Functional analysis of multiple single-stranded DNA-binding proteins from Methanosarcina acetivorans and their effects on DNA synthesis by DNA polymerase BI.

Single-stranded DNA-binding proteins and their functional homologs, replication protein A, are essential components of cellular DNA replication, repair and recombination. We describe here the isolation and characterization of multiple replication protein A homologs, RPA1, RPA2, and RPA3, from the archaeon Methanosarcina acetivorans. RPA1 comprises four single-stranded DNA-binding domains, while RPA2 and RPA3 are each composed of two such domains and a zinc finger domain. Gel filtration analysis suggested that RPA1 exists as homotetramers and homodimers in solution, while RPA2 and RPA3 form only homodimers. Unlike the multiple RPA proteins found in other Archaea and eukaryotes, each of the M. acetivorans RPAs can act as a distinct single-stranded DNA-binding protein.
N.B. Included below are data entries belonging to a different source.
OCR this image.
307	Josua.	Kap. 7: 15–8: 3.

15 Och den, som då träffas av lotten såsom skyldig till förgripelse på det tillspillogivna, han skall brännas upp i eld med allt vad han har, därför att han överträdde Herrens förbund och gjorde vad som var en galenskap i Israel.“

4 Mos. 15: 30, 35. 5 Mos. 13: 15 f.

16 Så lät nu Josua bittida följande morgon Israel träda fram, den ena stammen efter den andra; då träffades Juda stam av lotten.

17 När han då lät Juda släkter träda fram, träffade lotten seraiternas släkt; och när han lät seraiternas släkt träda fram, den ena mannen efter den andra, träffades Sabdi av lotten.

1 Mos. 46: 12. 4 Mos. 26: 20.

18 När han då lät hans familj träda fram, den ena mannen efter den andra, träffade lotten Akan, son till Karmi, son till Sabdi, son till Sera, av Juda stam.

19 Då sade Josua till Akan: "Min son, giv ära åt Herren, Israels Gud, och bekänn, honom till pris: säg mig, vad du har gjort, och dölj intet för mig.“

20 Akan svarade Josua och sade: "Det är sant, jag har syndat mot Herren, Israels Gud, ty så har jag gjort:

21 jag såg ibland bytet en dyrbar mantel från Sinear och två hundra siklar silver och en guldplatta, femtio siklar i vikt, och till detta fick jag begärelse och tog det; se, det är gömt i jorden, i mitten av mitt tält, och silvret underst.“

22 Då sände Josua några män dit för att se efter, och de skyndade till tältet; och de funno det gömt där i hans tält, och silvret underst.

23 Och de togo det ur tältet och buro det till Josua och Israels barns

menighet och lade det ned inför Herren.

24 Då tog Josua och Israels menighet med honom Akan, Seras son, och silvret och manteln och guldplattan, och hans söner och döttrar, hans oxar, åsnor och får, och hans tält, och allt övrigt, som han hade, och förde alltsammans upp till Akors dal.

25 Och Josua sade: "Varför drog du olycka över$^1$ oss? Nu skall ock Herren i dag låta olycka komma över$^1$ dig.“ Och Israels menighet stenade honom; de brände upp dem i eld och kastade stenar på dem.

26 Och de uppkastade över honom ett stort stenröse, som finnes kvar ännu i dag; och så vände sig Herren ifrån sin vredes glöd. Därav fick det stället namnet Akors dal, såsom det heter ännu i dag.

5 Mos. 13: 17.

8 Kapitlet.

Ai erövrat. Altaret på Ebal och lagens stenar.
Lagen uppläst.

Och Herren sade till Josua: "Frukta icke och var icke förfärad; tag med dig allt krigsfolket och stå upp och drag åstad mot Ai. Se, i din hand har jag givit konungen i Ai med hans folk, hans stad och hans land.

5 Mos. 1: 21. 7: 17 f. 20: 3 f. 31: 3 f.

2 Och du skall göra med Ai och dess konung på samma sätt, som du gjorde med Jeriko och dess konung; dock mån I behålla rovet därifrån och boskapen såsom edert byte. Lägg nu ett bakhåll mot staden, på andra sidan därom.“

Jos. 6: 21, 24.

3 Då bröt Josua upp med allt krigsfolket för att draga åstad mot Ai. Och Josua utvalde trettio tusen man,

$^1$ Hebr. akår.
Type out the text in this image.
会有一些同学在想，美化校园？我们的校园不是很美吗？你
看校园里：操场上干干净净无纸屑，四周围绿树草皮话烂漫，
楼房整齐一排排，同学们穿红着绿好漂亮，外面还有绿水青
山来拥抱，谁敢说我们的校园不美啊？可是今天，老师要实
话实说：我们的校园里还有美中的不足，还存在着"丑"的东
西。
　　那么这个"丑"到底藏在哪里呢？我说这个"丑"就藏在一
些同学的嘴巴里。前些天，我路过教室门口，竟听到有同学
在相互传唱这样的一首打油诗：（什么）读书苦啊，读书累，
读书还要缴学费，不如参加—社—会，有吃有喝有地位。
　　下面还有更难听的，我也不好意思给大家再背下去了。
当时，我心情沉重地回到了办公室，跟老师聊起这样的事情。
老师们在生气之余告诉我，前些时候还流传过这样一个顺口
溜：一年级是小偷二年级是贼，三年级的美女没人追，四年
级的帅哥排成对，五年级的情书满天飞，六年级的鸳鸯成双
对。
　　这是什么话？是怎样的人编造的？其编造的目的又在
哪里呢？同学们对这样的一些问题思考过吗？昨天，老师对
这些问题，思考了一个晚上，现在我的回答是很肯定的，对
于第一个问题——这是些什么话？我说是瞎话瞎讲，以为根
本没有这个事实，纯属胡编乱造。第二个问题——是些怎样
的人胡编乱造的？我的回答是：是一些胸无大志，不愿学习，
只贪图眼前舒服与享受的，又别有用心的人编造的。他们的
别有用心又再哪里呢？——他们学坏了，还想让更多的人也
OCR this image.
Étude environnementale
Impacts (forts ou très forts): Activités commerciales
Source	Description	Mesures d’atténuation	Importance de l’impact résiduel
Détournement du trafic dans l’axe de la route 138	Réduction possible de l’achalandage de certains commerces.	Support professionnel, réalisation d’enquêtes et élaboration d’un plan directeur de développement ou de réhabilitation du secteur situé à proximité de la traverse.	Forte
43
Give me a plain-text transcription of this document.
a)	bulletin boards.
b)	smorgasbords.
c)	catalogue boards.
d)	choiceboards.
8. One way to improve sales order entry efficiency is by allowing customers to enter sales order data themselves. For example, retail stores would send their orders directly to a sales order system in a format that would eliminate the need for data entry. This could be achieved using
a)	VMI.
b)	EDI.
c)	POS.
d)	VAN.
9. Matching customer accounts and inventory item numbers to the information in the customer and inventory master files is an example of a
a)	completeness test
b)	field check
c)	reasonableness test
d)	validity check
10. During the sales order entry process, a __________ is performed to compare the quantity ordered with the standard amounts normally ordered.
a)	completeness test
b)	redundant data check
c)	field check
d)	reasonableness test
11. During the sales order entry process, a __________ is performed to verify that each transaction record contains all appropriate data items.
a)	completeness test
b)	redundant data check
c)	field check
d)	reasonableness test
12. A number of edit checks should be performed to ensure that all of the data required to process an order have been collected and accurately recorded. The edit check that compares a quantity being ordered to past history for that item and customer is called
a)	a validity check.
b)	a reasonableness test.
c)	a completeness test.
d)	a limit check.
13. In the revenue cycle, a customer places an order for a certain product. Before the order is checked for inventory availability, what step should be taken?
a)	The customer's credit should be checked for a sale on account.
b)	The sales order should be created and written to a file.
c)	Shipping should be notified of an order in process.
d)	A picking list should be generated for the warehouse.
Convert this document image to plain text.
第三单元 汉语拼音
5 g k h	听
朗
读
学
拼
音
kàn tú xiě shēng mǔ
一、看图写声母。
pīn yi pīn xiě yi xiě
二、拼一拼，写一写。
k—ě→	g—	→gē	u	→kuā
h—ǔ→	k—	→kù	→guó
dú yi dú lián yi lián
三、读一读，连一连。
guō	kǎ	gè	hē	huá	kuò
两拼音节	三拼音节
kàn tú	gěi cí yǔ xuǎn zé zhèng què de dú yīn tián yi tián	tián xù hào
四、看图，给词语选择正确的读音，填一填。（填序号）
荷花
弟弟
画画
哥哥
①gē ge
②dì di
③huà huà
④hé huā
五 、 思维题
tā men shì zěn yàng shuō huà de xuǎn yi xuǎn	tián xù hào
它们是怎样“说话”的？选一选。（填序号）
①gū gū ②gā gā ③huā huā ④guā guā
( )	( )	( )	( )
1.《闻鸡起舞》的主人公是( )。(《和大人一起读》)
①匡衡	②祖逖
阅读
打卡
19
Fluorescence resonance energy transfer and fluorescence polarization anisotropy studies revealed that the M. acetivorans RPAs bind to as few as 10 single-stranded DNA bases. However, more stable binding is achieved with single-stranded DNA of 18-23 bases, and for such substrates the estimated Kd was 3.82 +/- 0.28 nM, 173.6 +/- 105.17 nM, and 5.92 +/- 0.23 nM, for RPA1, RPA2, and RPA3, respectively. The architectures of the M. acetivorans RPAs are different from those of hitherto reported homologs. Thus, these proteins may represent novel forms of replication protein A. Most importantly, our results show that the three RPAs and their combinations highly stimulate the primer extension capacity of M. acetivorans DNA polymerase BI. Although bacterial SSB and eukaryotic RPA have been shown to stimulate DNA synthesis by their cognate DNA polymerases, our findings provide the first in vitro biochemical evidence for the conservation of this property in an archaeon.